KRMFL filed a lawsuit Wednesday on behalf of a man who was falsely accused and convicted of unlawful firearm possession as a result of former detective Philip Nordo’s outrageous misconduct.
On February 19, a grand jury issued a presentment accusing Nordo, a former detective in the Philadelphia Police Department’s Homicide Division, of multiple counts of rape, involuntary deviate sexual intercourse, sexual assault, indecent assault, stalking, official oppression, institutional sex assault, theft by deception, and securing execution of documents by deception. The presentment accuses Nordo of repeatedly grooming informants as sexual conquests, and of using his position of power and public trust to protect those informants at the expense of others. For decades, the presentment alleges, Nordo has cultivated intimate, inappropriate relationships with criminal informants and has abused those relationships by sexually assaulting the informants.

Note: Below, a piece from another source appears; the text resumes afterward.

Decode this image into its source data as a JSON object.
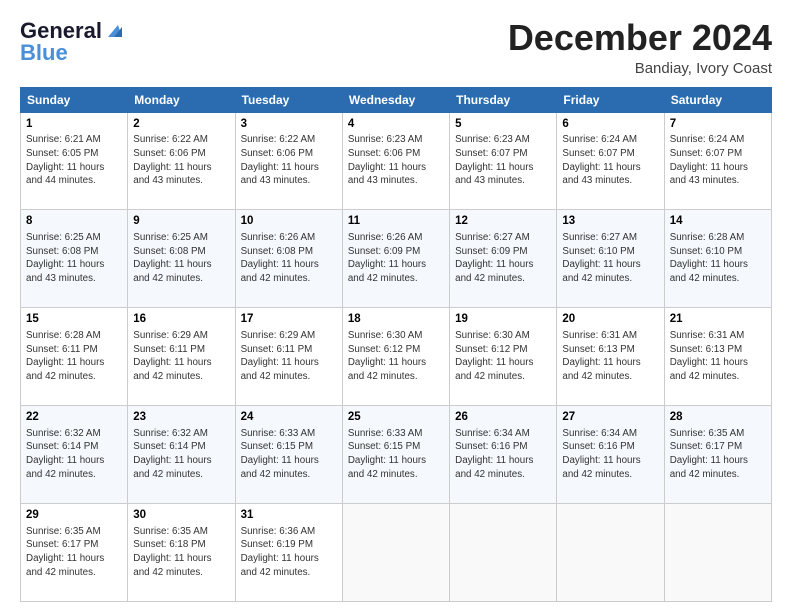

As documented in the Philadelphia Inquirer and outlined in the complaint, Nordo’s informants are not the only victims of his illegal behavior. In an attempt to protect one of his informants and sexual victims, Nordo fabricated evidence that a firearm which likely belonged to the informant instead belonged to KRMFL client Gerald Camp. As a result, Mr. Camp was convicted of illegal firearm possession. He spent 22 months in prison before his defense attorneys at the Defender Association of Philadelphia uncovered evidence of an inappropriate relationship between Nordo and the informant. Mr. Camp’s charges were dismissed and his conviction vacated.
As Wednesday’s complaint outlines, Mr. Camp’s nearly-two-year confinement is due, in large part, to failures on the part of the City of Philadelphia to train, supervise, and discipline police officers with respect to the use of informants. The City, the complaint alleges, knew of a long history of officer misconduct regarding informants and was aware of credible reports of Nordo’s extraordinary misconduct dating back nearly fourteen years. Instead of disciplining Nordo, the City promoted him to the Homicide Division, the PPD’s most prestigious investigative unit.
As Richard Ross, the Philadelphia Police Department Commissioner, acknowledged in an article reporting on Nordo’s criminal conduct, “What may have happened in this case is a failure of oversight from a supervisory standpoint, in what Nordo was doing and what type of latitude that he had.”
KRMFL attorneys Susan M. Lin and Jonathan H. Feinberg are litigating the case.